Posted Oct 19 2009 10:01pm

My mother was a pretty straightforward cook, and our dinners were usually meat, potato, salad when my father was home, and chicken, potato, salad when he wasn't. There was an occasional foray into frozen green beans or canned peas, but she didn't experiment much. For every holiday, we knew the menu. I can remember the few times she experimented with new recipes; for example, there was the flounder baked in sour cream, the schnecken, and the roasted chestnuts...

I was about 14 the first time my mother made roasted chestnuts. She made them in a covered pan on the stove. We were pretty excited as this was something we'd never had before. There was a nice toasty smell, and then suddenly there was the sound of gunfire, or firecrackers. The lid flew off the pot, and sharp, hot objects began catapulting around the room. We started shrieking and ducking for cover under the kitchen table. We soon realized the chestnuts were exploding, and stopped yelling, but all hell was breaking loose, and we were powerless to leave our shelter. The shrieks turned to gales of laughter as we waited for the disaster to end. All of the chestnuts had exploded into a zillion pieces and the kitchen was covered with debris. We were practically paralyzed with hysterical laughter as we tried to undo the damage. My mother checked the recipe and found she'd skipped the part about cutting an x into each chestnut to allow the steam to escape. Oh well.

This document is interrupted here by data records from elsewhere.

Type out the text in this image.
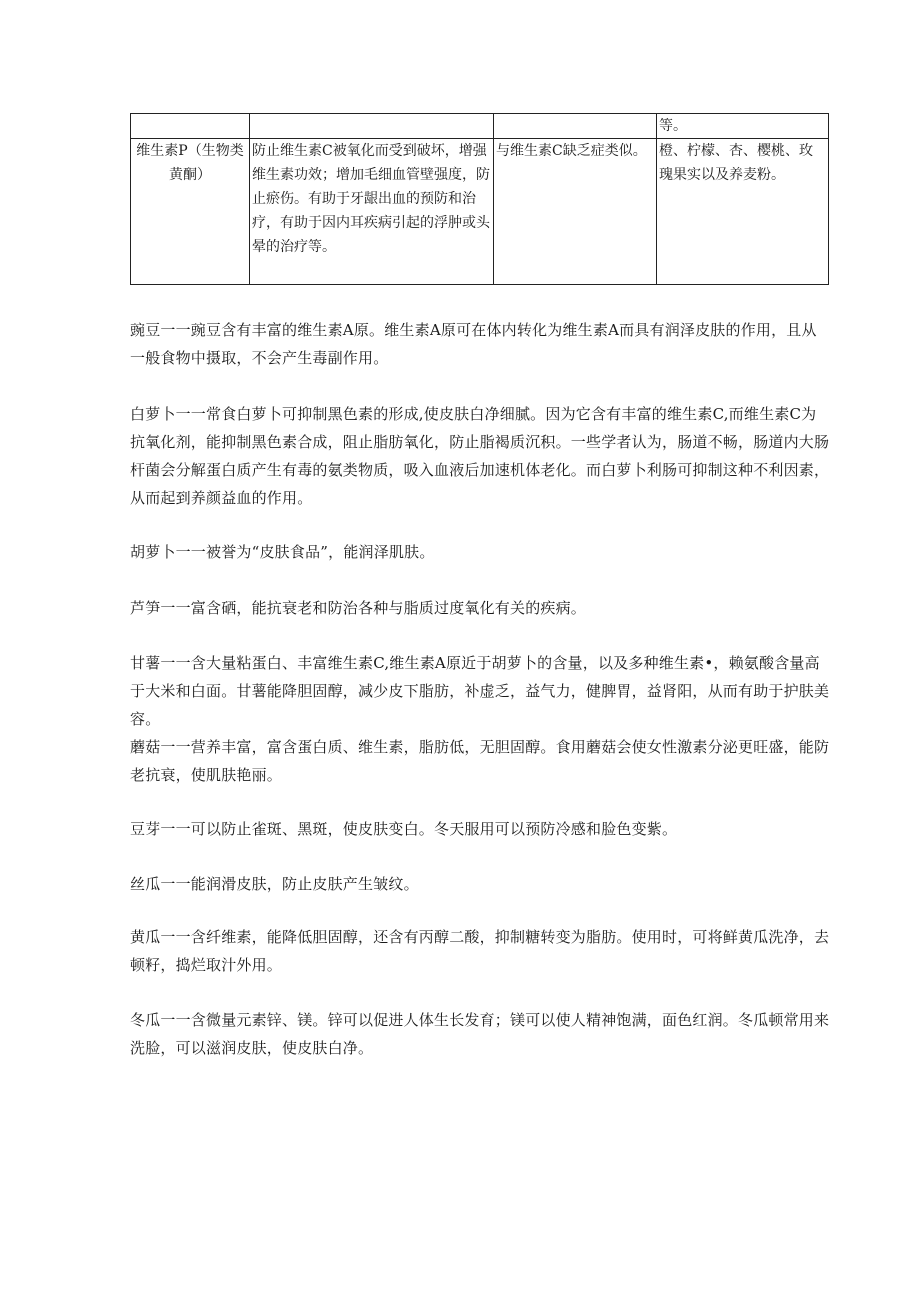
			等。
维生素P（生物类黄酮）	防止维生素C被氧化而受到破坏，增强维生素功效；增加毛细血管壁强度，防止瘀伤。有助于牙龈出血的预防和治疗，有助于因内耳疾病引起的浮肿或头晕的治疗等。	与维生素C缺乏症类似。	橙、柠檬、杏、樱桃、玫瑰果实以及养麦粉。

豌豆一一豌豆含有丰富的维生素A原。维生素A原可在体内转化为维生素A而具有润泽皮肤的作用，且从一般食物中摄取，不会产生毒副作用。

白萝卜一一常食白萝卜可抑制黑色素的形成,使皮肤白净细腻。因为它含有丰富的维生素C,而维生素C为抗氧化剂，能抑制黑色素合成，阻止脂肪氧化，防止脂褐质沉积。一些学者认为，肠道不畅，肠道内大肠杆菌会分解蛋白质产生有毒的氨类物质，吸入血液后加速机体老化。而白萝卜利肠可抑制这种不利因素，从而起到养颜益血的作用。

胡萝卜一一被誉为“皮肤食品”，能润泽肌肤。

芦笋一一富含硒，能抗衰老和防治各种与脂质过度氧化有关的疾病。

甘薯一一含大量粘蛋白、丰富维生素C,维生素A原近于胡萝卜的含量，以及多种维生素•，赖氨酸含量高于大米和白面。甘薯能降胆固醇，减少皮下脂肪，补虚乏，益气力，健脾胃，益肾阳，从而有助于护肤美容。

蘑菇一一营养丰富，富含蛋白质、维生素，脂肪低，无胆固醇。食用蘑菇会使女性激素分泌更旺盛，能防老抗衰，使肌肤艳丽。

豆芽一一可以防止雀斑、黑斑，使皮肤变白。冬天服用可以预防冷感和脸色变紫。

丝瓜一一能润滑皮肤，防止皮肤产生皱纹。

黄瓜一一含纤维素，能降低胆固醇，还含有丙醇二酸，抑制糖转变为脂肪。使用时，可将鲜黄瓜洗净，去顿籽，捣烂取汁外用。

冬瓜一一含微量元素锌、镁。锌可以促进人体生长发育；镁可以使人精神饱满，面色红润。冬瓜顿常用来洗脸，可以滋润皮肤，使皮肤白净。
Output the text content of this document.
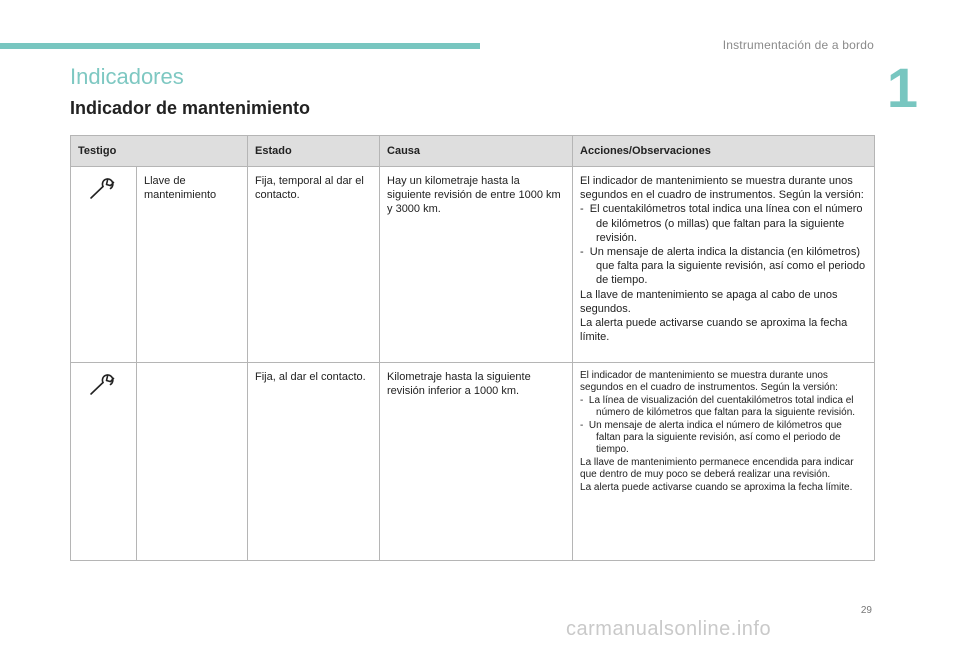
Instrumentación de a bordo
1
Indicadores
Indicador de mantenimiento
Testigo		Estado	Causa	Acciones/Observaciones

	Llave de mantenimiento	Fija, temporal al dar el contacto.	Hay un kilometraje hasta la siguiente revisión de entre 1000 km y 3000 km.	El indicador de mantenimiento se muestra durante unos segundos en el cuadro de instrumentos. Según la versión:
-  El cuentakilómetros total indica una línea con el número de kilómetros (o millas) que faltan para la siguiente revisión.
-  Un mensaje de alerta indica la distancia (en kilómetros) que falta para la siguiente revisión, así como el periodo de tiempo.
La llave de mantenimiento se apaga al cabo de unos segundos.
La alerta puede activarse cuando se aproxima la fecha límite.

		Fija, al dar el contacto.	Kilometraje hasta la siguiente revisión inferior a 1000 km.	El indicador de mantenimiento se muestra durante unos segundos en el cuadro de instrumentos. Según la versión:
-  La línea de visualización del cuentakilómetros total indica el número de kilómetros que faltan para la siguiente revisión.
-  Un mensaje de alerta indica el número de kilómetros que faltan para la siguiente revisión, así como el periodo de tiempo.
La llave de mantenimiento permanece encendida para indicar que dentro de muy poco se deberá realizar una revisión.
La alerta puede activarse cuando se aproxima la fecha límite.
29
carmanualsonline.info
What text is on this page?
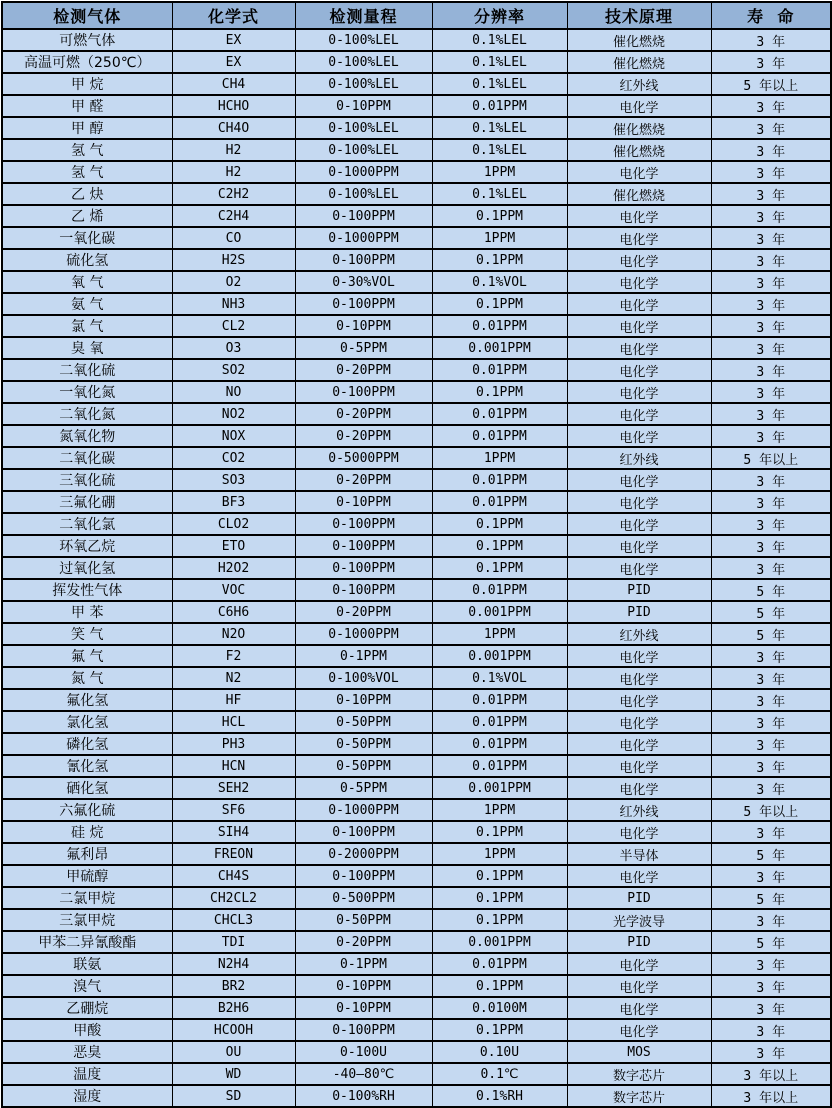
检测气体	化学式	检测量程	分辨率	技术原理	寿  命
可燃气体	EX	0-100%LEL	0.1%LEL	催化燃烧	3 年
高温可燃（250℃）	EX	0-100%LEL	0.1%LEL	催化燃烧	3 年
甲 烷	CH4	0-100%LEL	0.1%LEL	红外线	5 年以上
甲 醛	HCHO	0-10PPM	0.01PPM	电化学	3 年
甲 醇	CH4O	0-100%LEL	0.1%LEL	催化燃烧	3 年
氢 气	H2	0-100%LEL	0.1%LEL	催化燃烧	3 年
氢 气	H2	0-1000PPM	1PPM	电化学	3 年
乙 炔	C2H2	0-100%LEL	0.1%LEL	催化燃烧	3 年
乙 烯	C2H4	0-100PPM	0.1PPM	电化学	3 年
一氧化碳	CO	0-1000PPM	1PPM	电化学	3 年
硫化氢	H2S	0-100PPM	0.1PPM	电化学	3 年
氧 气	O2	0-30%VOL	0.1%VOL	电化学	3 年
氨 气	NH3	0-100PPM	0.1PPM	电化学	3 年
氯 气	CL2	0-10PPM	0.01PPM	电化学	3 年
臭 氧	O3	0-5PPM	0.001PPM	电化学	3 年
二氧化硫	SO2	0-20PPM	0.01PPM	电化学	3 年
一氧化氮	NO	0-100PPM	0.1PPM	电化学	3 年
二氧化氮	NO2	0-20PPM	0.01PPM	电化学	3 年
氮氧化物	NOX	0-20PPM	0.01PPM	电化学	3 年
二氧化碳	CO2	0-5000PPM	1PPM	红外线	5 年以上
三氧化硫	SO3	0-20PPM	0.01PPM	电化学	3 年
三氟化硼	BF3	0-10PPM	0.01PPM	电化学	3 年
二氧化氯	CLO2	0-100PPM	0.1PPM	电化学	3 年
环氧乙烷	ETO	0-100PPM	0.1PPM	电化学	3 年
过氧化氢	H2O2	0-100PPM	0.1PPM	电化学	3 年
挥发性气体	VOC	0-100PPM	0.01PPM	PID	5 年
甲 苯	C6H6	0-20PPM	0.001PPM	PID	5 年
笑 气	N2O	0-1000PPM	1PPM	红外线	5 年
氟 气	F2	0-1PPM	0.001PPM	电化学	3 年
氮 气	N2	0-100%VOL	0.1%VOL	电化学	3 年
氟化氢	HF	0-10PPM	0.01PPM	电化学	3 年
氯化氢	HCL	0-50PPM	0.01PPM	电化学	3 年
磷化氢	PH3	0-50PPM	0.01PPM	电化学	3 年
氰化氢	HCN	0-50PPM	0.01PPM	电化学	3 年
硒化氢	SEH2	0-5PPM	0.001PPM	电化学	3 年
六氟化硫	SF6	0-1000PPM	1PPM	红外线	5 年以上
硅 烷	SIH4	0-100PPM	0.1PPM	电化学	3 年
氟利昂	FREON	0-2000PPM	1PPM	半导体	5 年
甲硫醇	CH4S	0-100PPM	0.1PPM	电化学	3 年
二氯甲烷	CH2CL2	0-500PPM	0.1PPM	PID	5 年
三氯甲烷	CHCL3	0-50PPM	0.1PPM	光学波导	3 年
甲苯二异氰酸酯	TDI	0-20PPM	0.001PPM	PID	5 年
联氨	N2H4	0-1PPM	0.01PPM	电化学	3 年
溴气	BR2	0-10PPM	0.1PPM	电化学	3 年
乙硼烷	B2H6	0-10PPM	0.0100M	电化学	3 年
甲酸	HCOOH	0-100PPM	0.1PPM	电化学	3 年
恶臭	OU	0-100U	0.10U	MOS	3 年
温度	WD	-40—80℃	0.1℃	数字芯片	3 年以上
湿度	SD	0-100%RH	0.1%RH	数字芯片	3 年以上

Before we moved here and rented the house we're living in, I don't think I'd ever seen a chestnut tree. Here, I noticed trees with odd, prickly green fruit and wondered what they were — some kind of nut tree? All of a sudden, the tree at our house dropped its fruits, and chestnuts were lying all over the sidewalk and street. The minute I saw this nutty display, I ran for bowls and started collecting. But wait a minute ... are these really chestnuts? After a bit of Internet research I've learned that what we have covering the street and sidewalk are HORSE CHESTNUTS, and they are POISONOUS. Figures. The question here is why do people plant poisonous horse chestnut trees when they can have sweet, edible chestnuts instead? Why, why, why?

Here's what a sweet chestnut pod looks like.

This is a horse chestnut pod.

Sweet chestnut pods are covered in long, thick spines that go every which way. The spines are so thick the pod skin can't be seen. Horse chestnut pods have much fewer, shorter spines. I collected the sweet chestnut pod on a walk. If I could just remember where...

Horse chestnuts


Today is my birthday and we plan to try out a new (to us) restaurant tonight. The restaurant I really want to go to is closed on Mondays. Sometimes we get caught in a restaurant rut and go back to the same places again and again, so I'm willing myself to try someplace different tonight. With so many options available to us, it's the fun and adventurous thing to do. Right?